The organization also supports the $45 million renovation to modernize Gerald R. Ford International Airport and create an environment that reflects West Michigan for first-time visitors.
“Rick Chapla, vice president of strategic initiatives for The Right Place, is deeply engaged with Muskegon Area First and the county of Muskegon on the port, which is the only deep-water port on the west side of the state,” she said. “It is critical for our logistics that that port stays a high priority. In fact, it is the No. 1 priority of the Regional Prosperity Initiative, and we are deeply involved in that initiative.
“We are continuing to monitor and look at our rail infrastructure, which is becoming more and more critical, as well.”
The Right Place also is conducting a broadband survey of its 13-county area to gauge connectivity and figure out where improvements are needed.
Klohs said there is also a lot of engagement in the area of work-ready talent, particularly with community colleges.
She noted The Right Place is now hosting Hello West Michigan, an organization recruiting previous Michiganders back to the state and helping to welcome and settle relocating families.
Klohs said the key to success in work-ready talent is educating young people on the importance of education beyond high school.

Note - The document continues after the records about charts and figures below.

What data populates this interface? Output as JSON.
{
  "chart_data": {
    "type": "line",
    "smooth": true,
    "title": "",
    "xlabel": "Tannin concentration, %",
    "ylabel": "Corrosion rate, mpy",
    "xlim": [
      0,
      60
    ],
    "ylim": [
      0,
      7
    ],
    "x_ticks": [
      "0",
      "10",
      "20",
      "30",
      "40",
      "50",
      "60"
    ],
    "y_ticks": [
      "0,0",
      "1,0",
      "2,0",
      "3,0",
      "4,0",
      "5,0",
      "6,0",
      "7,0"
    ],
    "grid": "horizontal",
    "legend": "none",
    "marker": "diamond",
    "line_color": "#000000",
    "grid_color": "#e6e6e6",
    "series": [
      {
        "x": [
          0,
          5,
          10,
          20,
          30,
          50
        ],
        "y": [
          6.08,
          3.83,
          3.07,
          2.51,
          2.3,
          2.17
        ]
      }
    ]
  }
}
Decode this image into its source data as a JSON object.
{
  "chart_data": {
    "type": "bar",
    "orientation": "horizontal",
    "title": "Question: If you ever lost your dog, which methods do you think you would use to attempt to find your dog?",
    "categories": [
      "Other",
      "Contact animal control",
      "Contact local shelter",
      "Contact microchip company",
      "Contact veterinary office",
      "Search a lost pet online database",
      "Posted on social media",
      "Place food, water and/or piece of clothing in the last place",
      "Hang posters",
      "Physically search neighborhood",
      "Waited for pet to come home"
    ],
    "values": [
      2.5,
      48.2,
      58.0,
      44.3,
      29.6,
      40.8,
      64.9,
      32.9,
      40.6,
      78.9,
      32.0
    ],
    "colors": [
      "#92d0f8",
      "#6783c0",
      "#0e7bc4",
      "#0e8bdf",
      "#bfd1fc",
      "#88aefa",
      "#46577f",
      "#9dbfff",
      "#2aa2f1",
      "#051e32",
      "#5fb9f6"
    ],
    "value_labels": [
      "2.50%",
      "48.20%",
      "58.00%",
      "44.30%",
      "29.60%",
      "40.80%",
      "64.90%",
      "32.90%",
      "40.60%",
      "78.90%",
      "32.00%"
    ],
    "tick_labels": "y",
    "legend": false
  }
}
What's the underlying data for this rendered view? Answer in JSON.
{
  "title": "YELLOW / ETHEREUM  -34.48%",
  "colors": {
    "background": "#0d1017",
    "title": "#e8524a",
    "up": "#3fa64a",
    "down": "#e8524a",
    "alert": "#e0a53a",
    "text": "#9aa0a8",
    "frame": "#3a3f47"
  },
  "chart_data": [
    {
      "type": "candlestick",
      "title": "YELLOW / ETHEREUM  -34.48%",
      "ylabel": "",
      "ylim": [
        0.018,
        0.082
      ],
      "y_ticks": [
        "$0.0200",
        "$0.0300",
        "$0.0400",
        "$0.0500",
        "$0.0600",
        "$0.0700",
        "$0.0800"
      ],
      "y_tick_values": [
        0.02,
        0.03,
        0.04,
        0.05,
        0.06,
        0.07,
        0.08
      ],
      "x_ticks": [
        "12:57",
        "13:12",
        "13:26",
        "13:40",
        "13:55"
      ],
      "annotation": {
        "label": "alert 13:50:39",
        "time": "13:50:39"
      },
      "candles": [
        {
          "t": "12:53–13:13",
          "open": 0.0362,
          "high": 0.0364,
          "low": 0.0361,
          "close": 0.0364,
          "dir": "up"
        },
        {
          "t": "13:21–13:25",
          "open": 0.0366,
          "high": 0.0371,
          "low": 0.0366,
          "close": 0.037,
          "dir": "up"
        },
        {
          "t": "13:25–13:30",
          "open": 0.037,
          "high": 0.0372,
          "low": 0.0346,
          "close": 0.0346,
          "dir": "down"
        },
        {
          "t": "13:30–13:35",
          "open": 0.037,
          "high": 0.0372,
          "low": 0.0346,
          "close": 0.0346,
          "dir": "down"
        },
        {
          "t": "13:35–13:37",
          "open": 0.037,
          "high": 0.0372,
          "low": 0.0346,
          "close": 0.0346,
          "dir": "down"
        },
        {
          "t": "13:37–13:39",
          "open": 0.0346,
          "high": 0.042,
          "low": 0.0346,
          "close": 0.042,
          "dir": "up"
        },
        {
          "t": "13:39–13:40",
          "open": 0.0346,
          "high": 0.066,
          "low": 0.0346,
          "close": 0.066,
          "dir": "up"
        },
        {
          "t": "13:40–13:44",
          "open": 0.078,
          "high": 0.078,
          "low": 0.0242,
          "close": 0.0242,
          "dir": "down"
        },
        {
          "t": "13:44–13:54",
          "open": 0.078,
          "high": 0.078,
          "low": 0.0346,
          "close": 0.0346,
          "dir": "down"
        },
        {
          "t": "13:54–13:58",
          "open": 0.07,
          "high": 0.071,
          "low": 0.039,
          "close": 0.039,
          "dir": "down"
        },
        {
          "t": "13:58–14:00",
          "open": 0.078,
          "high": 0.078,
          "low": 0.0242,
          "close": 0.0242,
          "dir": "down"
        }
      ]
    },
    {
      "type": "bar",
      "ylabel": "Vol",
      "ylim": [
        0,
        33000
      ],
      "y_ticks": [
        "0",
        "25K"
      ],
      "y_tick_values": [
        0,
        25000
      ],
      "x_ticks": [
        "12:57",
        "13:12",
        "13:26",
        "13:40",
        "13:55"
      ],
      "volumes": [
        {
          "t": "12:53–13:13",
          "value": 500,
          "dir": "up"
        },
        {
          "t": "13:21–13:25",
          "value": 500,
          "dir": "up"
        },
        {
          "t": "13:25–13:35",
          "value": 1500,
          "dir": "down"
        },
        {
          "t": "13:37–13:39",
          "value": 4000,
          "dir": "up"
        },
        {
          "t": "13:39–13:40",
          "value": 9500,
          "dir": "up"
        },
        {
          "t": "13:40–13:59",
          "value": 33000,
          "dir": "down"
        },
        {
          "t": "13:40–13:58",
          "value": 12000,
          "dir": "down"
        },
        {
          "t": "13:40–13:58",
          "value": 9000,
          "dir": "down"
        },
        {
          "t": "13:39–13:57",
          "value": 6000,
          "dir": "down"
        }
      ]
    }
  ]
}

“If you want to have a career that pays you the kind of money you need to be self-sufficient, have a family, etc., you will need a post-secondary education. It can be a four-year degree, a two-year degree, an apprenticeship program, but high school alone won’t cut it, and dropping out won’t cut it,” she said.
“We are at a time in the development of the country, in the region and the state where we really need both (college and trade school graduates). There are those who really should go to college, and there are those with gifts in the skilled trades.”
The Right Place also is involved in improving life in the region.
“We serve on 24 different boards that are engaged on some type of quality-of-life issue,” she said.
Klohs expects to introduce The Right Place’s 2017-2020 Strategic Plan before the end of this year.